MDA has been on a tear, following its acquisition of Space Systems/Loral, a U.S. satellite firm. The Street likes the acquisition. But Mr. Scilipoti said MDA’s business in Canada has been slowing. He figures Lorel won’t meet expectations.
Told the stock has been up because of the Lorel deal, he says “that’s fine … if we have a weakness, we’re early. That’s our biggest weakness.”
The firm panned Detour Gold after reviewing court documents over reimbursement disputes the company has been having with contractors at its flagship Ontario mine project. Veritas’s worry is that cost escalation and project execution risks are increasing the odds the company will issue more stock, diluting existing holders.
SNC-Lavalin stock has been recovering nicely from its tumble due to the Libyan bribery investigation, but Veritas worries that accounting and legal problems tend to be like cockroaches: You never see just one. Mr. Scilipoti says he doesn’t believe the company’s problems are “fully resolved” and worries that there may be fallout on its engineering consulting business.

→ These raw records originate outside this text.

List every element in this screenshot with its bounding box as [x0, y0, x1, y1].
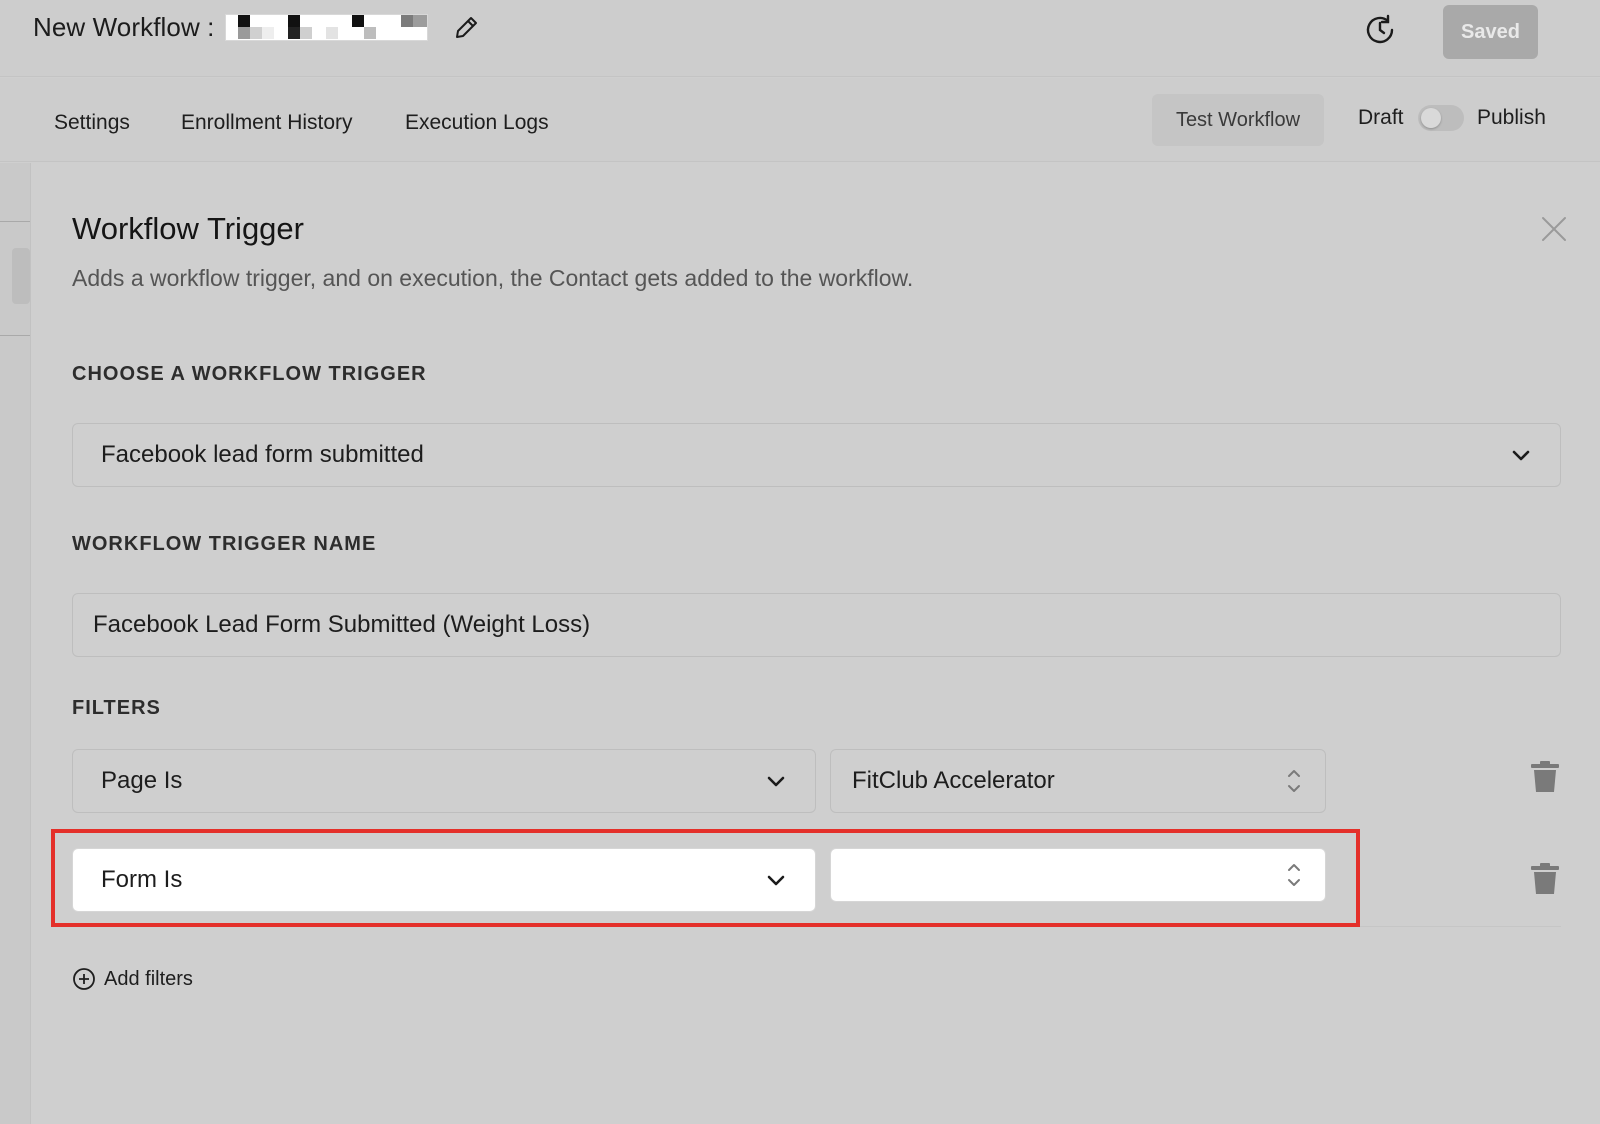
trash-icon[interactable]: [1531, 761, 1559, 793]
toggle-knob: [1421, 108, 1441, 128]
filter-field-value: Page Is: [101, 767, 183, 794]
trigger-name-value: Facebook Lead Form Submitted (Weight Los…: [93, 611, 591, 638]
trigger-name-input[interactable]: Facebook Lead Form Submitted (Weight Los…: [72, 593, 1561, 657]
test-workflow-button[interactable]: Test Workflow: [1152, 94, 1324, 146]
filter-field-select[interactable]: Form Is: [72, 848, 816, 912]
trigger-name-label: WORKFLOW TRIGGER NAME: [72, 533, 377, 555]
workflow-name-redacted[interactable]: [225, 14, 428, 41]
trigger-select[interactable]: Facebook lead form submitted: [72, 423, 1561, 487]
panel-description: Adds a workflow trigger, and on executio…: [72, 265, 914, 291]
workflow-editor: New Workflow : Saved Settings Enrollment…: [0, 0, 1600, 1124]
top-header: New Workflow : Saved: [0, 0, 1600, 77]
chevron-down-icon: [767, 875, 785, 886]
filter-value-select[interactable]: [830, 848, 1326, 902]
tab-bar: Settings Enrollment History Execution Lo…: [0, 78, 1600, 162]
draft-label: Draft: [1358, 106, 1404, 129]
filter-value-text: FitClub Accelerator: [852, 767, 1055, 794]
publish-label: Publish: [1477, 106, 1546, 129]
canvas-edge: [0, 163, 31, 1124]
add-filters-label: Add filters: [104, 967, 193, 990]
chevron-down-icon: [1512, 450, 1530, 461]
panel-title: Workflow Trigger: [72, 211, 304, 246]
workflow-title: New Workflow :: [33, 12, 215, 42]
trash-icon[interactable]: [1531, 863, 1559, 895]
sort-updown-icon: [1288, 864, 1300, 886]
filters-label: FILTERS: [72, 697, 161, 719]
filter-field-value: Form Is: [101, 866, 183, 893]
saved-button[interactable]: Saved: [1443, 5, 1538, 59]
close-icon[interactable]: [1540, 215, 1568, 243]
chevron-down-icon: [767, 776, 785, 787]
tab-execution-logs[interactable]: Execution Logs: [405, 111, 549, 135]
publish-toggle[interactable]: [1418, 105, 1464, 131]
pencil-icon[interactable]: [452, 14, 480, 42]
trigger-select-value: Facebook lead form submitted: [101, 441, 424, 468]
choose-trigger-label: CHOOSE A WORKFLOW TRIGGER: [72, 363, 427, 385]
tab-settings[interactable]: Settings: [54, 111, 130, 135]
history-icon[interactable]: [1362, 12, 1398, 48]
filter-field-select[interactable]: Page Is: [72, 749, 816, 813]
plus-circle-icon: [73, 968, 95, 990]
sort-updown-icon: [1288, 770, 1300, 792]
add-filters-button[interactable]: Add filters: [72, 965, 193, 993]
filter-value-select[interactable]: FitClub Accelerator: [830, 749, 1326, 813]
tab-enrollment-history[interactable]: Enrollment History: [181, 111, 353, 135]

RIM is still too high risk to take the plunge, even though the company’s new BlackBerry has been getting good reviews. “We have a sell on Research in Motion because we are not sure this platform is going to gain traction,” says Mr. Monga.
For Valeant, there are concerns over earnings quality and growth of the business. On CGI, the concern is over the company’s accounting for acquisitions.
Many Canadian investors have gold bug tendencies, but Veritas has a negative take on the precious metal and consequently pans the miners. It also figures natural gas prices are going to stay low, so there isn’t much reason to be excited by companies like Encana.
“The reason we think the gold price is going to go down is because we expect production growth [of gold] to outpace demand growth,” Mr. Monga says. He expects gold prices to weaken or be flat, hardly bullish for producers that are also coping with rising capital costs on projects.